D. Wragg muttered uneasily, and glanced right and left, and then the creaking stairs were ascended, when he moved slowly off.
"Stop him there, will you!" cried the sergeant, who saw through the little dealer's design.
"What d'yer mean? what's all this?" cried D. Wragg, struggling with the man, who caught the wrist of his coat in a tight grasp. "If you're going to take a fellow up, take him up; but don't get playing at fast and loose. Don't you make no mistake, I ain't agoin' to stand this sorter thing. I ain't got his dorg, as I've told you 'arf a dozen times; but some on you shall pay for it, so I tell you."
D. Wragg's evasion being stayed, and his small person forced to the front, he was one of those who filled up the landing, close by a couple of doors--one strongly padlocked, and the other cobwebbed and dirty, as if it had not been opened for years.
"Now then, where are the keys of these doors?" said the sergeant.
"Break 'em open while you are about it," cried D. Wragg, in tones that bordered upon a howl. "But don't you make no mistake; I protest against this here, once more. I ain't agoin' to have my house sacked like this here for nothing. I should have thought as them gents would ha' stopped it all; but never mind, I don't care.
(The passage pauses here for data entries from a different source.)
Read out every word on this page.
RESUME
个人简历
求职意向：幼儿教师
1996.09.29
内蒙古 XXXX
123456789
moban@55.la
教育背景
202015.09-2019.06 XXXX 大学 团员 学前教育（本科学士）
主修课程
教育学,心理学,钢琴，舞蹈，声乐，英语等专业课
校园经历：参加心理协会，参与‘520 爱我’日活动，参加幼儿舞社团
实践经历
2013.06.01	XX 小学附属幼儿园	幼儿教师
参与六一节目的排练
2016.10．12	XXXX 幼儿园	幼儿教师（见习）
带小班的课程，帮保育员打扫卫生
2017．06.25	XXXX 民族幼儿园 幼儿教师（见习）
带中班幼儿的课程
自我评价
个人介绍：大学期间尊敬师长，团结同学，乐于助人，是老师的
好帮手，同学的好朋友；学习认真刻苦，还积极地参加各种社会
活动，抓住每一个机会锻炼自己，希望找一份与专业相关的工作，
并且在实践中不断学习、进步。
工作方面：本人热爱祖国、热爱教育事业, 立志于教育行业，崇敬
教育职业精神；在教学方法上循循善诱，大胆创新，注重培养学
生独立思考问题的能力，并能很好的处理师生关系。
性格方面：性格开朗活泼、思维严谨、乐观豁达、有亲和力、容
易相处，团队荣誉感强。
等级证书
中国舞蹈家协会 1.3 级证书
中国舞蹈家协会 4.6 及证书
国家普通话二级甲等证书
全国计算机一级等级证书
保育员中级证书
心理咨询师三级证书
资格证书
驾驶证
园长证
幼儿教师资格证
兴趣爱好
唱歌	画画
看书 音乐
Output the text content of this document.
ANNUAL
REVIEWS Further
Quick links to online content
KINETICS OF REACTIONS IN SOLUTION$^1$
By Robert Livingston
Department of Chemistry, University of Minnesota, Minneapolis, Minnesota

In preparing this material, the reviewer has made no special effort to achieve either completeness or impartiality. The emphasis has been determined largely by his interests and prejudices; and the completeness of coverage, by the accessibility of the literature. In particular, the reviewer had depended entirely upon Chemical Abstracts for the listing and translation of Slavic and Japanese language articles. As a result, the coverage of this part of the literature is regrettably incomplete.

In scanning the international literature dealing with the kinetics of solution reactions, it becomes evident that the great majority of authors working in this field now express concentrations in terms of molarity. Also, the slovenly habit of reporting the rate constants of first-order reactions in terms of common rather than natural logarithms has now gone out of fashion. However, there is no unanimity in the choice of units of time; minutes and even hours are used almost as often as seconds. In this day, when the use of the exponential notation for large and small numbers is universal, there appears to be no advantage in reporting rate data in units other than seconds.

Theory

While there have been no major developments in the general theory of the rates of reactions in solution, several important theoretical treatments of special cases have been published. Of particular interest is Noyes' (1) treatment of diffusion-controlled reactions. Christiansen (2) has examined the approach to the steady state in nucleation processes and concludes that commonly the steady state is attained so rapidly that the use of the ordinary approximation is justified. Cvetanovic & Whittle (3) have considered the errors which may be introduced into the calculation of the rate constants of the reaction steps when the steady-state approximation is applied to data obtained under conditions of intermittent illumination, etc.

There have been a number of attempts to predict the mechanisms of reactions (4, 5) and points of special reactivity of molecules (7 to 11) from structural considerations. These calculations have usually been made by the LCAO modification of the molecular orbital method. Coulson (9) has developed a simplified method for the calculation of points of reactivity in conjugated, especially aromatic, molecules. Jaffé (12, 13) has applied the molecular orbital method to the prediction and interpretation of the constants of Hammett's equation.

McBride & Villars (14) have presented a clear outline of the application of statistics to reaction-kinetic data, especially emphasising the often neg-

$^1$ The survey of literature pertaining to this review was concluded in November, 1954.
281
It shan't go to the bottom without some on you hearin' of it."
"Hold your tongue, will you, and give up the keys," said the sergeant who looked just a trifle less impa.s.sive than usual.
"What is it you all mean?" cried D. Wragg, excitedly, "what is it you are all thinking about? You don't suppose as I'm giving up my respectable business of a nat'ralist to go in for burking and doctor's work, do you? You don't suppose as I know anything of the young chap as is gone. Don't you make no mistake: I can see through it all. You've been crammed and filled up with all sorts o' gammon; but I wonder at you, Sergeant Falkner, a-listening to what such a thing as _that_ says."
D. Wragg pointed as he spoke at Mr John Screwby, which gentleman had, from a scarcity of watchers, and from doubts as to the probability of his staying so long as he was wanted, been brought up from stage to stage, to stand now, shuffling from foot to foot, and staring first at the irate dealer, and then at the door which concealed the interior of the attic from his graze.
"Somebody shall pay for all this, though," cried D. Wragg, "as I said afore, and as I'll say half a score o' times."
As he spoke, he looked full at Sir Francis, as if identifying him with the "somebody" who should be made to pay, although at the present time no mean sum of the baronet's money had made its way into his pockets.
But at last, seeing that Sergeant Falkner would not be trifled with, and that in another moment the door or doors would be kicked down, he produced the keys with a great many protestations, ending at last in a perfect whine of misery, one that strangely reminded the eager bystanders of the dogs below.
But the keys produced, D. Wragg's importance decreased on the instant; for though there were those present who trembled at the thought of the door being thrown back, the majority were devoured by curiosity--the morbid curiosity which used to take a crowd to an execution, and even at the present day attracts hundreds to the Old Bailey that they may catch a glimpse of the black flag, and imagine for themselves the horrors going on behind the grim black stony walls.
There were no stony walls here though--only a few slight boards between the gazers and the mystery whose solution they were so eager to read.